Sébastien Onomo, l’homme qui veut donner au cinéma africain une vraie puissance de marché
Dans l’économie mondiale des images, il y a ceux qui racontent, ceux qui produisent, ceux qui distribuent et ceux qui tentent de relier les mondes.
Dans l’économie mondiale des images, il y a ceux qui racontent, ceux qui produisent, ceux qui distribuent et ceux qui tentent de relier les mondes. Sébastien Onomo appartient à cette dernière catégorie. Producteur, dirigeant, passeur culturel et professionnel aguerri de l’audiovisuel, il a construit une trajectoire rare à l’intersection du cinéma, de l’animation, de la francophonie et des industries culturelles africaines. Depuis avril 2025, sa nomination comme Directeur général de Pathé Touch Afrique marque une nouvelle étape dans un parcours déjà dense : celle d’un homme qui ne se contente plus de produire des œuvres, mais qui entend contribuer à structurer leur circulation, leur visibilité et leur accès aux publics africains.

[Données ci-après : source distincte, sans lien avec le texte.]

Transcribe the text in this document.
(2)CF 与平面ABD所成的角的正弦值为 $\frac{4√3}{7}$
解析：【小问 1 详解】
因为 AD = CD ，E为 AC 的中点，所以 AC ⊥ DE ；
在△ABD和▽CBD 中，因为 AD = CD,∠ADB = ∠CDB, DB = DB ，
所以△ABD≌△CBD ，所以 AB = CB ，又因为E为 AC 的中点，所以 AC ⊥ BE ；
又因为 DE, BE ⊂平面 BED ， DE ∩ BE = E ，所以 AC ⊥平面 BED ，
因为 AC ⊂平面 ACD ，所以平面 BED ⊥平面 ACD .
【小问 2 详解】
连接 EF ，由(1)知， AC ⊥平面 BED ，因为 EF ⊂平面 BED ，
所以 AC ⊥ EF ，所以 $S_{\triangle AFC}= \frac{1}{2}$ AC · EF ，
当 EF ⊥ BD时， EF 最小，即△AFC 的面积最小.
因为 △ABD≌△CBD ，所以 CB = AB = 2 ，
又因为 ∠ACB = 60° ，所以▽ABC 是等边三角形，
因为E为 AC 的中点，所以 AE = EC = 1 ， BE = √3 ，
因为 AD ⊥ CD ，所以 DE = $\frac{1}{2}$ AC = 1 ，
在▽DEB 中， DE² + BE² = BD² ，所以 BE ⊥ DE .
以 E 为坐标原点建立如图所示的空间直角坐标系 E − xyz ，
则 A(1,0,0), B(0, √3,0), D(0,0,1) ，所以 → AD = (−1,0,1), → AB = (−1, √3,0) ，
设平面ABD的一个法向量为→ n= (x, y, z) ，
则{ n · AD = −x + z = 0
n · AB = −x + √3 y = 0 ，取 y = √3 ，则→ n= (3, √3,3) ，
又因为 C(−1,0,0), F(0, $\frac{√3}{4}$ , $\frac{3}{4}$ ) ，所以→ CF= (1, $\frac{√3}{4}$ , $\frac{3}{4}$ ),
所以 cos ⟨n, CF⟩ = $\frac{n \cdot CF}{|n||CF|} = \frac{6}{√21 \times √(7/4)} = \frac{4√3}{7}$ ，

Ce changement d’échelle n’est pas anodin. Dans un secteur où la création africaine souffre moins d’un déficit de talents que d’un déficit d’infrastructures, de financement, de distribution et de puissance commerciale, le profil de Sébastien Onomo occupe une place stratégique. Son parcours ne raconte pas simplement l’ascension d’un producteur. Il raconte la maturation progressive d’un professionnel qui a appris le cinéma par ses fondations, avant d’en maîtriser les codes économiques, institutionnels et internationaux.
Formé à la Sorbonne Nouvelle en Lettres modernes, puis à l’INA Sup en production audiovisuelle, Sébastien Onomo possède ce double socle qui manque souvent aux trajectoires purement techniques : la culture du récit et la compréhension de l’outil industriel. La littérature lui donne le rapport au texte, à la mémoire, aux personnages et aux imaginaires. L’INA lui apporte la rigueur de la fabrication audiovisuelle, la gestion des projets, la mécanique de production et la discipline des œuvres destinées au marché. Cette combinaison explique une partie de son positionnement : produire, chez lui, n’est pas seulement financer ou assembler une équipe. C’est organiser la rencontre entre une intention artistique, un dispositif économique et un public.